Disc One: Afterworld: The Age of Tomorrow (2020)
As fashion’s metaverse buzzword era hit warp speed, Demna dropped Afterworld: The Age of Tomorrow, a browser-based video game that doubled as Balenciaga’s Fall 2021 show and tripled as a sci-fi fever dream set in 2031. Forget livestreams and awkward Zoom runways. Players loaded in, picked a path, and walked through a bleak-but-beautiful universe of chrome-clad forest ravers, dystopian boutiques, and post-apocalyptic Joan of Arcs stomping around in armor boots and NASA-branded carryalls. It was Skyrim, if the quest reward was a sequinned dragon-scale gown.
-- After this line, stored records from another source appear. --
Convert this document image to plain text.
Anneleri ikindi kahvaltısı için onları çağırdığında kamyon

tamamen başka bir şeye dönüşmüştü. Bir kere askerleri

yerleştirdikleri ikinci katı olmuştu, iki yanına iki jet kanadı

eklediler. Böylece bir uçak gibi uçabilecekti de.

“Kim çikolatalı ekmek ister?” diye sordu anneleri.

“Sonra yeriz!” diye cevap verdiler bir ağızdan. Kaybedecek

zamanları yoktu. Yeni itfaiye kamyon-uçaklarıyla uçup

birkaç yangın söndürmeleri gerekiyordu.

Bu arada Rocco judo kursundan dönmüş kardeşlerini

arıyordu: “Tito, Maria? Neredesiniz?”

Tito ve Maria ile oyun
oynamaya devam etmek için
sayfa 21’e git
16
Built on Unreal Engine and powered by volumetric scans of 50 models, Afterworld wasn’t a gimmick, it was Demna’s playable manifesto. It was a free-to-play fantasy, but with runway logic and ironic PS5 merch drops along the way. It felt less like a lookbook and more like a Death Stranding takeover of SSENSE.
Disc Two: Fortnite Collaboration (2021)
In 2021, Balenciaga became the first luxury house to officially drop into Fortnite, dressing fan-favourite characters in real runway looks, including the infamous spiked boots from Fall ‘21 and a hoodie-sporting Doggo. The designs weren’t just inspired by Balenciaga collections, they were the collections - 3D scanned down to their stitches and ported into Fortnite.
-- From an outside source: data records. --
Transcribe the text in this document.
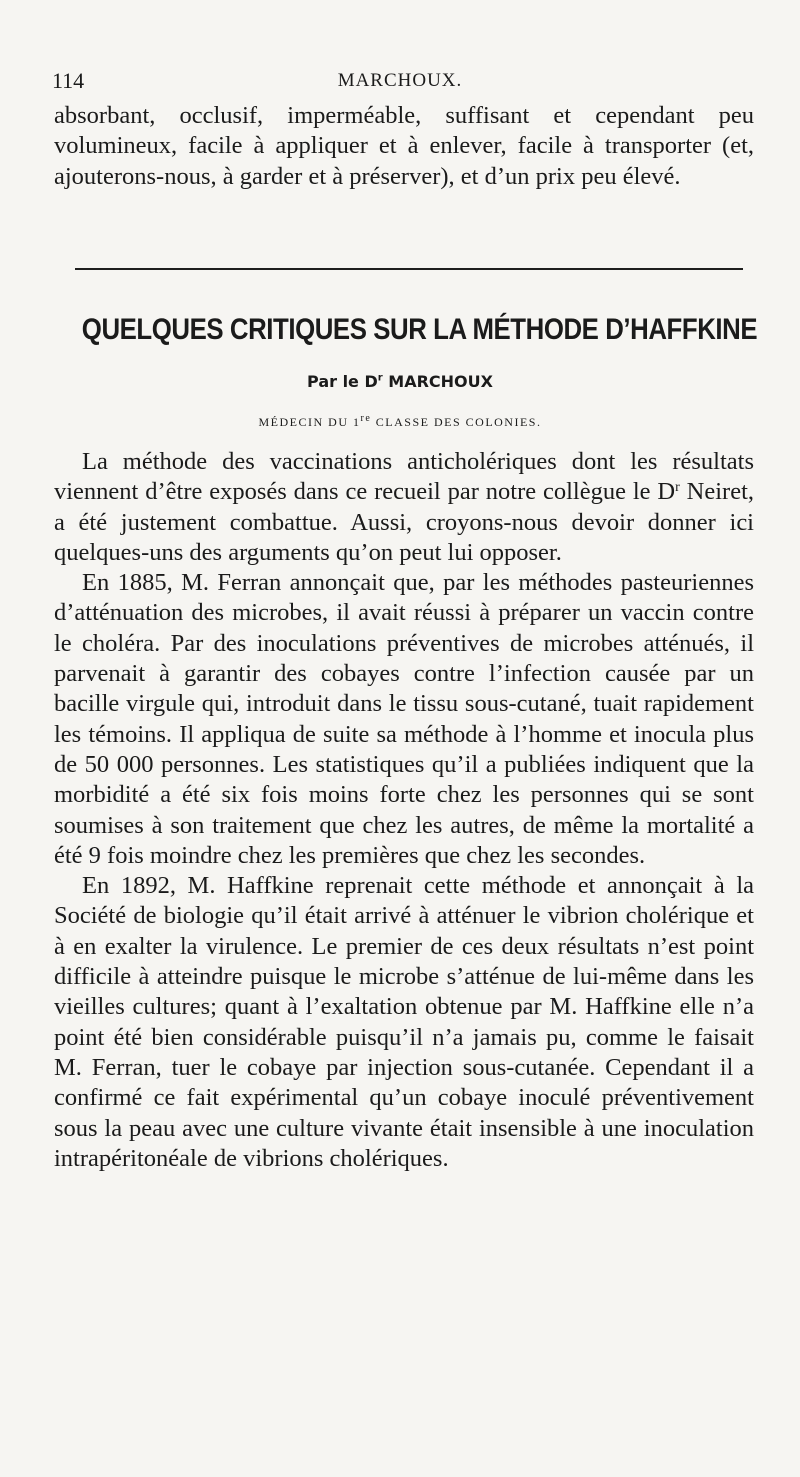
114	MARCHOUX.

absorbant, occlusif, imperméable, suffisant et cependant peu volumineux, facile à appliquer et à enlever, facile à transporter (et, ajouterons-nous, à garder et à préserver), et d’un prix peu élevé.

QUELQUES CRITIQUES SUR LA MÉTHODE D’HAFFKINE
Par le $D^r$ MARCHOUX
MÉDECIN DU 1re CLASSE DES COLONIES.

La méthode des vaccinations anticholériques dont les résultats viennent d’être exposés dans ce recueil par notre collègue le $D^r$ Neiret, a été justement combattue. Aussi, croyons-nous devoir donner ici quelques-uns des arguments qu’on peut lui opposer.

En 1885, M. Ferran annonçait que, par les méthodes pasteuriennes d’atténuation des microbes, il avait réussi à préparer un vaccin contre le choléra. Par des inoculations préventives de microbes atténués, il parvenait à garantir des cobayes contre l’infection causée par un bacille virgule qui, introduit dans le tissu sous-cutané, tuait rapidement les témoins. Il appliqua de suite sa méthode à l’homme et inocula plus de 50 000 personnes. Les statistiques qu’il a publiées indiquent que la morbidité a été six fois moins forte chez les personnes qui se sont soumises à son traitement que chez les autres, de même la mortalité a été 9 fois moindre chez les premières que chez les secondes.

En 1892, M. Haffkine reprenait cette méthode et annonçait à la Société de biologie qu’il était arrivé à atténuer le vibrion cholérique et à en exalter la virulence. Le premier de ces deux résultats n’est point difficile à atteindre puisque le microbe s’atténue de lui-même dans les vieilles cultures; quant à l’exaltation obtenue par M. Haffkine elle n’a point été bien considérable puisqu’il n’a jamais pu, comme le faisait M. Ferran, tuer le cobaye par injection sous-cutanée. Cependant il a confirmé ce fait expérimental qu’un cobaye inoculé préventivement sous la peau avec une culture vivante était insensible à une inoculation intrapéritonéale de vibrions cholériques.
But the partnership didn’t stop at skins. It came with a full in-game retail loop: a Balenciaga-themed hub, dynamic billboards updating in real time, and an IRL capsule line co-branded with Fortnite. Buy the hoodie in-store, rock it in-game — or vice versa. A Balenciaga fit became a cross-platform parade, priced at 1,000 V-Bucks (roughly $8 USD), making high fashion suddenly more accessible than most battle passes. It wasn’t a Travis Scott-level spectacle, it was something cooler: a stealth drop that turned the item shop into a luxury showroom.
Disc Three: BFRND: The Game (2024)
An 8-bit side-scroller starring BFRND - Balenciaga’s longtime composer, sound architect, and low-key muse - reimagined not as a producer, but as a pixelated protagonist. The game sent players bouncing through glitchy recreations of Balenciaga’s most iconic runway sets: think cavernous voids from the dystopian FW shows, and maybe even a certain muddy pit. Each level was a time capsule rendered in charming low-res nostalgia, like if Castlevania was developed by Rick Owens.
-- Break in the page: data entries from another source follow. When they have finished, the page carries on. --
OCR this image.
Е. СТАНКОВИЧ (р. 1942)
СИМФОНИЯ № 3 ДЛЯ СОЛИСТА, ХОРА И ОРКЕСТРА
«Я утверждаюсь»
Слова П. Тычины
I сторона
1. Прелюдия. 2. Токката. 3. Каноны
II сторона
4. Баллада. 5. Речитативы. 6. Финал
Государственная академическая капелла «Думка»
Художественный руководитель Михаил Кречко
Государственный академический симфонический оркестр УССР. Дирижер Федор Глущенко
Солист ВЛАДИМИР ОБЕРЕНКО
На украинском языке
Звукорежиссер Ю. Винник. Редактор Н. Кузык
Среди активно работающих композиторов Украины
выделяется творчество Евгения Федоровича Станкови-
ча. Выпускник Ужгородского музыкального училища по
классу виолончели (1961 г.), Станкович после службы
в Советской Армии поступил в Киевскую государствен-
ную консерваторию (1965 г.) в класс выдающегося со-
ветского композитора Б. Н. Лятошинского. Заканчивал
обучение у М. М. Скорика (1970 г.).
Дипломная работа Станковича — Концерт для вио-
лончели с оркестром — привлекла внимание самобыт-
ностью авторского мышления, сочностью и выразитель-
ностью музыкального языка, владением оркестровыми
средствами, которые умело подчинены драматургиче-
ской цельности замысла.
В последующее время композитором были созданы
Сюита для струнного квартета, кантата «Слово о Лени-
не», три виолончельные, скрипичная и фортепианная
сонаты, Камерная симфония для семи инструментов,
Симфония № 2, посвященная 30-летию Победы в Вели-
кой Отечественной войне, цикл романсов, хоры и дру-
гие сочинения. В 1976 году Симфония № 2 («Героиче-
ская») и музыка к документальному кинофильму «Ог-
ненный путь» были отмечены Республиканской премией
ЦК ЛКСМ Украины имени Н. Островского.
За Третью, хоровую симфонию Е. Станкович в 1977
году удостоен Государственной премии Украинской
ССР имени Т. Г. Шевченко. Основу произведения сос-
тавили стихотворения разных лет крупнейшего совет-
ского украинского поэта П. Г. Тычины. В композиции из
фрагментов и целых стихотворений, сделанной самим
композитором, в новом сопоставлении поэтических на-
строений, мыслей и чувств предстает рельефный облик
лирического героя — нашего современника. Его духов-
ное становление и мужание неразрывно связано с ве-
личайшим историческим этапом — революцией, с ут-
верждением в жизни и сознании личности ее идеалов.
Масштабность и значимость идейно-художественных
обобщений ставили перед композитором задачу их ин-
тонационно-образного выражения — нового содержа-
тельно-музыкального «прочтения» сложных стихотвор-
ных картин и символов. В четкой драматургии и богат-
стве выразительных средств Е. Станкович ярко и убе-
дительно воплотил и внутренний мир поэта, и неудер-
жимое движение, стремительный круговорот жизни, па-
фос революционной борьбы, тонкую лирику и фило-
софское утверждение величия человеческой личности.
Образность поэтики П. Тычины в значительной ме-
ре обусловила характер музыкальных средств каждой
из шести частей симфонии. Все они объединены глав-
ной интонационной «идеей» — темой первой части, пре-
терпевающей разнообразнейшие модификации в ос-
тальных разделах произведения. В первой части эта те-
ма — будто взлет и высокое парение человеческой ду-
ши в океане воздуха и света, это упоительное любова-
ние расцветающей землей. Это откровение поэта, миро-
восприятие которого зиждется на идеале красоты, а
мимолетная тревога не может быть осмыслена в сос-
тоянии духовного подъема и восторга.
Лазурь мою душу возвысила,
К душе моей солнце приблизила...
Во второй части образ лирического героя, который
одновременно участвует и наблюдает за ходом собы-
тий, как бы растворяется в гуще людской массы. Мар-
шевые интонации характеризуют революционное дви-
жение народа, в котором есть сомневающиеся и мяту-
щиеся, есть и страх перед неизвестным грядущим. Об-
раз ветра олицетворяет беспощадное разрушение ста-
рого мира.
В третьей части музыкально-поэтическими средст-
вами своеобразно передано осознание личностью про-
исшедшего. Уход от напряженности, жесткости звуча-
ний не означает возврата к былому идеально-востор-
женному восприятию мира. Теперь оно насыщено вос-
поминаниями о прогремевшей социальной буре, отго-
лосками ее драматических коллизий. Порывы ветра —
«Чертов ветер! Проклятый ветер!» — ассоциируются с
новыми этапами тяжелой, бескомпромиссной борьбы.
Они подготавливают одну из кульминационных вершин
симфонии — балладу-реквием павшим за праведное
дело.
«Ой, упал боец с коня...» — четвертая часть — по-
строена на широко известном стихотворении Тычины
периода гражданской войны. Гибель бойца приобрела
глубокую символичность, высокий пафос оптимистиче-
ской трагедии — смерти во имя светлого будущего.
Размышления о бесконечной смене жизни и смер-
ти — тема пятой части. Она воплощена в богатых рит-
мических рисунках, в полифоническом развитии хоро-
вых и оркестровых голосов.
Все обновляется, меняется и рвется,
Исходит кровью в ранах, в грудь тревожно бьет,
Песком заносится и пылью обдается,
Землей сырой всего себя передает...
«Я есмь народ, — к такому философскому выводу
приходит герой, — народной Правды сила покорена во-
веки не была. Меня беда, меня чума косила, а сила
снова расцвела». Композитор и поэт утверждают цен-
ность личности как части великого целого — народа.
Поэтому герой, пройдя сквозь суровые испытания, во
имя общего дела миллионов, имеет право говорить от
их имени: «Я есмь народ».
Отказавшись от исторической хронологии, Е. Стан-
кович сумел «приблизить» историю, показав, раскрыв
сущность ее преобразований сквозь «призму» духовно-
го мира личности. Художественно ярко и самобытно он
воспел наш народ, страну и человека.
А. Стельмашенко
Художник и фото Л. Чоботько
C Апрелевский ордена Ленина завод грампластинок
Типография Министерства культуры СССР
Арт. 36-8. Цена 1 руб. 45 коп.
Disc Four: Need for Speed Mobile (2024)
As Demna rounded the final lap of his Balenciaga tenure, he drifted into one last digital detour: Need for Speed: Mobile. But this wasn’t just a pitstop collab - it was a full-throttle fusion of fashion and street racing. Over 500 days in the making, the collab injected Balenciaga’s dysto-sleek sensibility into Tencent’s hypermobile racer. The results? A caution-tape-wrapped supercar straight out of Kim K’s Winter ‘22 bondage dreams. Six avatar fits, four liveries, and city maps peppered with Balenciaga flagship stores, from Bond Street’s brutalist cube to a preview of Shanghai IRL.
GG Demna
In modding culture, the goal isn’t to destroy the original game, it’s to extend it. To take what exists and make it speak to the now. That’s what Demna did to Balenciaga.
Demna’s Balenciaga wasn’t interested in pandering to gamers; it was interested in conversing with them. It assumed the gamer might wear Margiela. That they might enjoy Vangelis, not just vaporwave. And crucially, it challenged the gatekeeping of luxury.
While others saw gamers as a marketing segment, Demna saw them as muses. His was a luxury house that wasn’t afraid to get weird with it.
Critics called it gimmicky, derivative, even heretical. But Demna’s Balenciaga wasn’t a Maison, it was a modded server: rewired, rule-bent, and running on its own patch notes.
If Cristóbal crafted the geometry of elegance, Demna didn’t eradicate it - he uploaded its expansion pack. And as he moves on to Gucci, expect fewer heritage homages (ala Sabato de Sarno) and more jailbreaks of the luxury status quo.
You get the sense he’s not closing a chapter, but booting up a new campaign - same engine, different terrain.